Mrs. Cherry brought them toast. She said, “Wasn’t it beautiful last night, what the president said? It was just poetry.”
Yale said, “I’m sure it was.”
“You didn’t watch?”
&
nbsp; “I did,” Roman said. “You’re right. Poetry.”
* * *
—
Roman stared out the side window all the way to Nora’s house. Yale thought of apologizing. But it could plant the seed that he had abused his power. And worse: It would reinforce whatever notions Roman had that sex was something to be ashamed of, apologized for. It could put the kid back five years.
Was it Roman’s inexperience and guilt that had sucked Yale in? Or would he have succumbed to anyone in that moment? He didn’t think he would have. He wouldn’t have been drawn to someone who could hurt him.
How funny that Charlie had thought Roman was safe precisely because he was so virginal. Maybe Charlie didn’t know him at all.
* * *
—
“You can’t make her talk too much today,” Debra said. Yale assured her all they really wanted were the missing details. Debra went and perched on the staircase landing with knitting; she was just visible through the doorway. Yale wished he’d eaten less breakfast. Or maybe more breakfast, to absorb whatever strawberry wine was still sloshing in his stomach.
Nora did look tired. Her skin, always pale, had a bluish cast, and her eyes were pink. When Yale told her they really had to get a time frame on the other works, she didn’t object. “It’s all before ’25, I’d think,” she said. “I wasn’t modeling much at the end. By ’25 I was engaged to David.”
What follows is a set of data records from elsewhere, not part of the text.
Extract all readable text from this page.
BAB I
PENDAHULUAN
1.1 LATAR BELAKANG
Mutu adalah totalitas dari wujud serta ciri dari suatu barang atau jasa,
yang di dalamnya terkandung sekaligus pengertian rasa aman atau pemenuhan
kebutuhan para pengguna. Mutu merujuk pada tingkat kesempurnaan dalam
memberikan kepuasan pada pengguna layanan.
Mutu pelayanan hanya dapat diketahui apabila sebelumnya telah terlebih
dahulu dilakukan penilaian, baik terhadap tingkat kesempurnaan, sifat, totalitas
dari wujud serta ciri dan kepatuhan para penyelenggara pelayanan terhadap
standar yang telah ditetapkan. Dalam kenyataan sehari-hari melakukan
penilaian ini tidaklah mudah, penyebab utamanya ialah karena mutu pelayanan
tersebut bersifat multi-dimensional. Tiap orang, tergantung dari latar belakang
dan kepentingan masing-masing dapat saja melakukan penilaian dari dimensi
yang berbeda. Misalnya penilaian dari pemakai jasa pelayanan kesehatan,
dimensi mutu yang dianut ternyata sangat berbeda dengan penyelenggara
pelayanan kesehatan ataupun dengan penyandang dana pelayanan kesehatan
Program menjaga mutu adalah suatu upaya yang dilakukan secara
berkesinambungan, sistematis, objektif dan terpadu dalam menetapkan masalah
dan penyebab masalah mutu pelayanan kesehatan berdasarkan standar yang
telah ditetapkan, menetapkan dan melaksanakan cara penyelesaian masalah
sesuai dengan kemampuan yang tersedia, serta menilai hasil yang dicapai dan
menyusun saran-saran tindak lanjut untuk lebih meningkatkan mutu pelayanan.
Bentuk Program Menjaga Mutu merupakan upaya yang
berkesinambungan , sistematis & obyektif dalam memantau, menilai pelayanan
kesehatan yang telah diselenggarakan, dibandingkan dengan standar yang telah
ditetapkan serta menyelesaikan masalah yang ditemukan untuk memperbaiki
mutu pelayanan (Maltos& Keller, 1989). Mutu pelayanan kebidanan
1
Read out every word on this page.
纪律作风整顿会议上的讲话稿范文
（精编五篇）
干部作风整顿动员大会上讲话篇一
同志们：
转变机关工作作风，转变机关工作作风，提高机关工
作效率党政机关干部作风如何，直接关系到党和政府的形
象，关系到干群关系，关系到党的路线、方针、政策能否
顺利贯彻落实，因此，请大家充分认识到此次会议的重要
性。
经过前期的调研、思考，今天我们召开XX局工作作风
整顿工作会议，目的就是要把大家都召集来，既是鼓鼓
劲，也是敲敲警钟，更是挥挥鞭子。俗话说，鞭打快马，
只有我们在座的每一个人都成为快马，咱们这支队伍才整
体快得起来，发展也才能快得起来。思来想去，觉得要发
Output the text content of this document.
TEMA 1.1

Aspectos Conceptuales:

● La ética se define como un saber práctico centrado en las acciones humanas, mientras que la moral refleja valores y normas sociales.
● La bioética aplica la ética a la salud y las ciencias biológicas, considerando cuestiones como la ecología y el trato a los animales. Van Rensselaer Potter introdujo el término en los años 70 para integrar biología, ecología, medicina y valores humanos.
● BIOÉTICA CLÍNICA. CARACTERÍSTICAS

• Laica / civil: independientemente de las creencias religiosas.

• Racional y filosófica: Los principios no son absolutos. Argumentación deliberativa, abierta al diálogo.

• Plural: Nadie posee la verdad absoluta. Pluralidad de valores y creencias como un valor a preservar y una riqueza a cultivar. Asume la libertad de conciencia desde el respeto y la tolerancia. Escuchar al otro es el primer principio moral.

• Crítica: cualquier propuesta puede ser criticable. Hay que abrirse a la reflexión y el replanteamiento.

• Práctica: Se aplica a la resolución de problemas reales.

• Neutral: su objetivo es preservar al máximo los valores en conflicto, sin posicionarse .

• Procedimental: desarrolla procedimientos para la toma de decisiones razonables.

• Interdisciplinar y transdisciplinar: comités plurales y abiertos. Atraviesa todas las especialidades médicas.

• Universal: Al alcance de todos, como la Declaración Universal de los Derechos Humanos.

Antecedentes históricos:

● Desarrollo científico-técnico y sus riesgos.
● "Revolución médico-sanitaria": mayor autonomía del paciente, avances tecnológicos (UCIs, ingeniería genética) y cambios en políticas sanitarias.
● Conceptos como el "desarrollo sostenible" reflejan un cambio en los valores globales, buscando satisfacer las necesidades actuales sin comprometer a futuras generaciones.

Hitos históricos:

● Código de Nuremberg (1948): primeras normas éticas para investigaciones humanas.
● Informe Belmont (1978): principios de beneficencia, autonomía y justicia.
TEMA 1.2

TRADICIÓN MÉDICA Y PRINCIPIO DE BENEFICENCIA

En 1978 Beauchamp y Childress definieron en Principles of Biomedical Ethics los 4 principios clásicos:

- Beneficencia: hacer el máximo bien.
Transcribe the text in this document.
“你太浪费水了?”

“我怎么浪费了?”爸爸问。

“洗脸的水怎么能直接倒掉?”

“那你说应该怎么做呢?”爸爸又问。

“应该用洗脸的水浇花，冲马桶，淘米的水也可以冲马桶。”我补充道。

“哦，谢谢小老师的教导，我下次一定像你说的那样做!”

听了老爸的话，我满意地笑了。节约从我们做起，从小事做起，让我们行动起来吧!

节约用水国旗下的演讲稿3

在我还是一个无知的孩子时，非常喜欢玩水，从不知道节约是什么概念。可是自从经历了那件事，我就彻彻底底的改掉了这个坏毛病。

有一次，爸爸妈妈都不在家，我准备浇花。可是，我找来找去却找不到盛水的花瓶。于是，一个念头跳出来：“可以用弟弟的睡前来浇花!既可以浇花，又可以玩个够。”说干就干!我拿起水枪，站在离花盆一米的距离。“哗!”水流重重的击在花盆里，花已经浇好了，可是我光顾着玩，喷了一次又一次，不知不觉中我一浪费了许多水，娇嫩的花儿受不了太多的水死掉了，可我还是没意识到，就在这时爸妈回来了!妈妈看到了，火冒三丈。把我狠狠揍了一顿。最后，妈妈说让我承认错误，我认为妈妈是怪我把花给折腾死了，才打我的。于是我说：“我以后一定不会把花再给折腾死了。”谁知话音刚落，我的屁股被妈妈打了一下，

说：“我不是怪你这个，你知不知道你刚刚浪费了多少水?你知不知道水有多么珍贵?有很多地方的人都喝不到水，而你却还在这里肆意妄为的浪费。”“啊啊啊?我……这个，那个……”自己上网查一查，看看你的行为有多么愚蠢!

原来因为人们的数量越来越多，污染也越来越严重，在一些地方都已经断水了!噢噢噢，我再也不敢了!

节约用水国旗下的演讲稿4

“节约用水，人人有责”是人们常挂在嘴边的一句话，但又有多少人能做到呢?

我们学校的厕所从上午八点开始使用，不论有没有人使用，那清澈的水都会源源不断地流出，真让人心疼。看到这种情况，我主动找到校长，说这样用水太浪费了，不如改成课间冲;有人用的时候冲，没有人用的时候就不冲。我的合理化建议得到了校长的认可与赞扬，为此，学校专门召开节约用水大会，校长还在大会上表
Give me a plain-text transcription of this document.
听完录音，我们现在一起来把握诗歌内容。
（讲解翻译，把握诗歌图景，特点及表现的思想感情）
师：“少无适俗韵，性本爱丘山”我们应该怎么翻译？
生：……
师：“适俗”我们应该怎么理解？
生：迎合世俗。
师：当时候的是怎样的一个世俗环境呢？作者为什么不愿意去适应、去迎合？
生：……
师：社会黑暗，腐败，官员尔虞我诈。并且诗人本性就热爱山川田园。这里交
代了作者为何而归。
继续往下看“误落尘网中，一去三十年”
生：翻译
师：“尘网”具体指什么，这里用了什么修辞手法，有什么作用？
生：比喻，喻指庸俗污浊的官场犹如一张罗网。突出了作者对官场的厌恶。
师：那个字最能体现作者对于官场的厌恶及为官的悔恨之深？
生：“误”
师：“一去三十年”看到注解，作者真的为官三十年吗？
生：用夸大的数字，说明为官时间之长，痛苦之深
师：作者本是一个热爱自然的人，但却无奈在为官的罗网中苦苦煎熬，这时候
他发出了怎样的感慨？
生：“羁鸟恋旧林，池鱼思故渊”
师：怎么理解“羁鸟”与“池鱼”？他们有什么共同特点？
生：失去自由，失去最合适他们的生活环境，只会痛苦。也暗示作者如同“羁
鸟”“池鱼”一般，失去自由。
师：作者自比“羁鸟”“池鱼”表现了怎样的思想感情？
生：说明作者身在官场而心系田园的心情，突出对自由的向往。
Roman sat on the couch with Yale, but as far away as he possibly could. He had the binder of Xeroxes, and he’d spent last week collating, labeling, chronologizing, building an index. Nora suggested they sort the letters by correspondent. “Then I can patch it together.” So while Roman leafed through for the few Modigliani letters first, Yale took the notebook and pen and asked Nora if she remembered exactly when she’d returned to Paris.